日本の霊柩車発見には驚きまくったが、キンシャサでは日本の会社名の入った中古のライトバンやミニバスが走行しているのを頻繁に見かける。
しっかり使い古されたライトバンのものが多い。
なんとか電装とか、○×茶園というのもあれば、△◎仏具店と書かれたバンが走っていたりする。
自動車学校のミニバスも見かけたことがある。



日本の電気会社名の入ったライトバン 6月30日大通りで


おそらく日本から来たすべての中古の商業用ライトバンやミニバスは塗装し直さずに、日本語の会社名を表示したままで走っているのではないか。
日本から来た車なのだよ、という証明になるからか、ただ単に塗装代をケチっているだけなのか。



新車同様のバスも!


ほとんどが日本でしっかりお役目を果たしたような中古車なのだが、こんなぴかぴかにきれいな幼稚園バスも発見した。
なんでこんなにきれいな幼稚園バスがキンシャサに???、なんて不思議に思ってしまう。

ここは、キンシャサでいちばん大きなホテル(評判はかんばしくないが。)、グランド・ホテルの駐車場だ。
この国に観光客などいる訳がないから、ホテルの会議室などの利用者たちの送迎に使われているのだろうか。
利用者はこのバスが日本で幼稚園バスだったなんて思いもしないのだろうなあ。

日本語表示と、キンシャサでの利用目的があまりにかけ離れていることにわたしは毎回強い違和感を覚える。
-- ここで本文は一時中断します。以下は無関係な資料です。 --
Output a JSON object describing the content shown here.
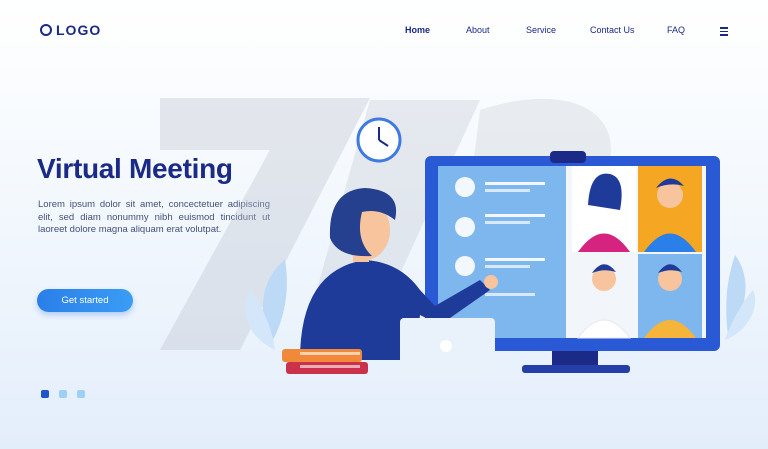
{
  "logo": {
    "text": "LOGO",
    "icon": "ring-icon"
  },
  "nav": {
    "items": [
      {
        "label": "Home",
        "active": true
      },
      {
        "label": "About"
      },
      {
        "label": "Service"
      },
      {
        "label": "Contact Us"
      },
      {
        "label": "FAQ"
      }
    ],
    "menu_icon": "hamburger-icon"
  },
  "hero": {
    "title": "Virtual Meeting",
    "body": "Lorem ipsum dolor sit amet, concectetuer adipiscing elit, sed diam nonummy nibh euismod tincidunt ut laoreet dolore magna aliquam erat volutpat.",
    "cta_label": "Get started"
  },
  "carousel": {
    "count": 3,
    "active_index": 0
  },
  "colors": {
    "brand": "#1a2a86",
    "accent": "#2a7fe8",
    "dot_inactive": "#9dd0f7"
  }
}
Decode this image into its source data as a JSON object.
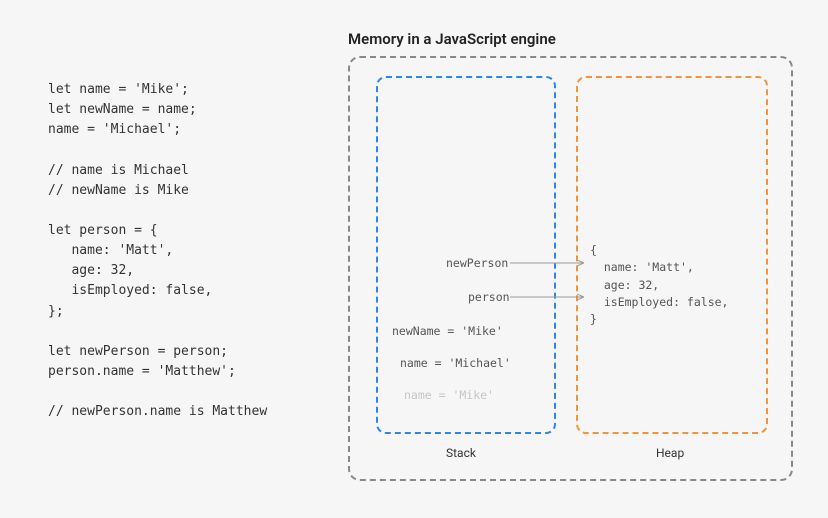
{
  "title": "Memory in a JavaScript engine",
  "code": "let name = 'Mike';\nlet newName = name;\nname = 'Michael';\n\n// name is Michael\n// newName is Mike\n\nlet person = {\n   name: 'Matt',\n   age: 32,\n   isEmployed: false,\n};\n\nlet newPerson = person;\nperson.name = 'Matthew';\n\n// newPerson.name is Matthew",
  "diagram": {
    "stack_label": "Stack",
    "heap_label": "Heap",
    "stack_items": {
      "new_person": "newPerson",
      "person": "person",
      "new_name": "newName  = 'Mike'",
      "name": "name  = 'Michael'",
      "name_old": "name  = 'Mike'"
    },
    "heap_object": "{\n  name: 'Matt',\n  age: 32,\n  isEmployed: false,\n}",
    "colors": {
      "stack_border": "#2b88ea",
      "heap_border": "#f0953e",
      "outer_border": "#888"
    }
  }
}
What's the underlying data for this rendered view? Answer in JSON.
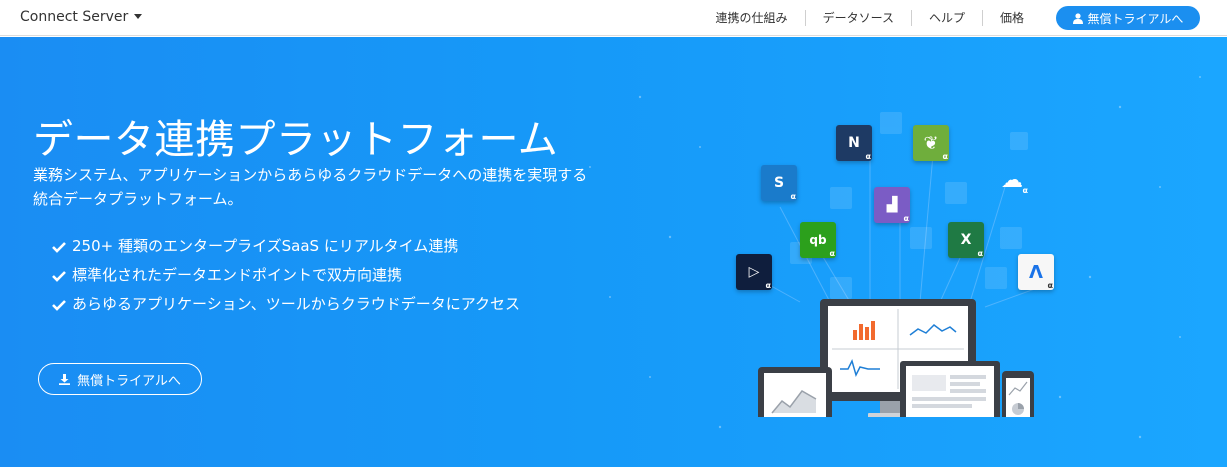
{
  "header": {
    "brand": "Connect Server",
    "nav": [
      "連携の仕組み",
      "データソース",
      "ヘルプ",
      "価格"
    ],
    "cta_label": "無償トライアルへ"
  },
  "hero": {
    "title": "データ連携プラットフォーム",
    "subtitle": "業務システム、アプリケーションからあらゆるクラウドデータへの連携を実現する統合データプラットフォーム。",
    "features": [
      "250+ 種類のエンタープライズSaaS にリアルタイム連携",
      "標準化されたデータエンドポイントで双方向連携",
      "あらゆるアプリケーション、ツールからクラウドデータにアクセス"
    ],
    "cta_label": "無償トライアルへ"
  },
  "illustration": {
    "apps": [
      {
        "name": "netsuite",
        "letter": "N",
        "badge": "α",
        "color": "#1e3a64"
      },
      {
        "name": "mongodb",
        "letter": "❦",
        "badge": "α",
        "color": "#6fae3c"
      },
      {
        "name": "sharepoint",
        "letter": "S",
        "badge": "α",
        "color": "#1a7bcb"
      },
      {
        "name": "salesforce",
        "letter": "☁",
        "badge": "α",
        "color": "#ffffff"
      },
      {
        "name": "marketo",
        "letter": "▟",
        "badge": "α",
        "color": "#7b5cc5"
      },
      {
        "name": "quickbooks",
        "letter": "qb",
        "badge": "α",
        "color": "#2ca01c"
      },
      {
        "name": "excel",
        "letter": "X",
        "badge": "α",
        "color": "#1f7a44"
      },
      {
        "name": "dynamics",
        "letter": "▷",
        "badge": "α",
        "color": "#0f1e3d"
      },
      {
        "name": "adwords",
        "letter": "Λ",
        "badge": "α",
        "color": "#f7f7f7"
      }
    ],
    "colors": {
      "bar": "#f26a2e",
      "line": "#1f7fd6"
    }
  }
}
これらの中古車は、日本からどういうルートで運ばれてくるのだろう。

ドバイまで日本の中古車会社が船で輸出しているとも聞く。
ドバイからコンゴのボマ港までさらにどこの国かの海運業者によって運ばれ、そこから陸路で走行してキンシャサにたどり着いたと考えると、ようこそはるばるキンシャサへ~!!、とねぎらいの気持ちで中古車たちを見てしまう。

でも、とさらに考える。
かれら、日本の中古車たち自身に立ち返れば、自分の人生の最後をはるばる遠いコンゴで終えるなんて考えもしなかっただろうなあ。